Taylor himself is less certain about the mechanics of his preaching. “Black preachers used to have a formula for delivering a sermon,” he told Leadership journal in 1981. “Start low, go slow, get high, strike fire, retire. But I can’t offer a formula for how I deliver a sermon; it depends on the sermon, on the mood of the preacher, on the mood of the congregation.”

Taylor insists that, whatever a sermon does, it must bring humanity in touch with its Creator. “There’s no excuse for the preacher if he or she is not speaking to people for God,” he says. “Preaching that does not bring in the vertical aspect of the sermon — the impact of God upon human life — cannot be called a sermon.”

Preaching in the Real World

Preaching “the impact of God upon human life” is an admirable aim.
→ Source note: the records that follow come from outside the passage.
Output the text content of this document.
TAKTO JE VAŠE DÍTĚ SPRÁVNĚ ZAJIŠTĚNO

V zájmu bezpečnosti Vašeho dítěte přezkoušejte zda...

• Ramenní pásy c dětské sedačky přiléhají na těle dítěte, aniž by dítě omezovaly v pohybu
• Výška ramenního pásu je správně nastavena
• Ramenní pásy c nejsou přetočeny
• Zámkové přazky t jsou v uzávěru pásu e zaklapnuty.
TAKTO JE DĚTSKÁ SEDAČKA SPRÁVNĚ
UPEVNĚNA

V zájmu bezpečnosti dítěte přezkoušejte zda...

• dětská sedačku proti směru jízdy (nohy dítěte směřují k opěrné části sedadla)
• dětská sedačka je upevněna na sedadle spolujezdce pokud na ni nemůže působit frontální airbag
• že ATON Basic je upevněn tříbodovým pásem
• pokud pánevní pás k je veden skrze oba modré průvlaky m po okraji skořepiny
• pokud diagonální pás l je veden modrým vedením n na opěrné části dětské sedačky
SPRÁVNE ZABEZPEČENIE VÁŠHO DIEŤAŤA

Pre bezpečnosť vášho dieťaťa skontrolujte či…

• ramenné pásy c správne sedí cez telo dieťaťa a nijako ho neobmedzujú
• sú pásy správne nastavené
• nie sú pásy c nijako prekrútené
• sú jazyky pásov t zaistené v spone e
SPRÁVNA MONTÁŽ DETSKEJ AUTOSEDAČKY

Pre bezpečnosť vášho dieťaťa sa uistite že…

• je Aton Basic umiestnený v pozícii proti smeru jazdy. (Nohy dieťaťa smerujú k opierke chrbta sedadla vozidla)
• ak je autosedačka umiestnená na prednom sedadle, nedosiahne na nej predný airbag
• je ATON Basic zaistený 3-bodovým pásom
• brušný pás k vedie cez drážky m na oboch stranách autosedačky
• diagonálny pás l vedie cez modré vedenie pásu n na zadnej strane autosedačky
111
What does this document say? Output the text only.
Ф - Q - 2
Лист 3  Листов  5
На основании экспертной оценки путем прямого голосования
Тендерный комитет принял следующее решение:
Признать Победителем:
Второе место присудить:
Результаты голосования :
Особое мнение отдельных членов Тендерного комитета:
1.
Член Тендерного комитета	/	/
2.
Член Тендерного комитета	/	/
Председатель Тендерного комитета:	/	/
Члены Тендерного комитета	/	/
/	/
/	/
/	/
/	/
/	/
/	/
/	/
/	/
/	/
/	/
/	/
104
But often the human life becomes so complex, so messy that pat theological answers seem inadequate for speaking to a congregation’s concerns.

Taylor remembers countless instances when he was called upon to minister against the backdrop of both personal and national crises, such as World War II, the Cuban missile crisis, and the civil-rights revolution. “As I preached during those difficult days, I wanted people to know that God is still on the throne,” he says. “I couldn’t predict the future; I could only give them the assertion made by my old theology dean, Thomas Graham: ‘Faith is reason gone courageous.’ ”

Taylor’s own darkest night came earlier this year when his wife of 52 years, Laura Scott Taylor, an accomplished intellectual and community leader in her own right, was tragically killed by a city vehicle while crossing a Brooklyn street.

Laura Taylor was the founder of the Concord Baptist Elementary School, where she served as principal for 32 years without pay. “She was a very fine scholar and intellectual herself,” says William Pannell. “She was the one who exposed him to the theater and a much broader cultural and artistic pallet.”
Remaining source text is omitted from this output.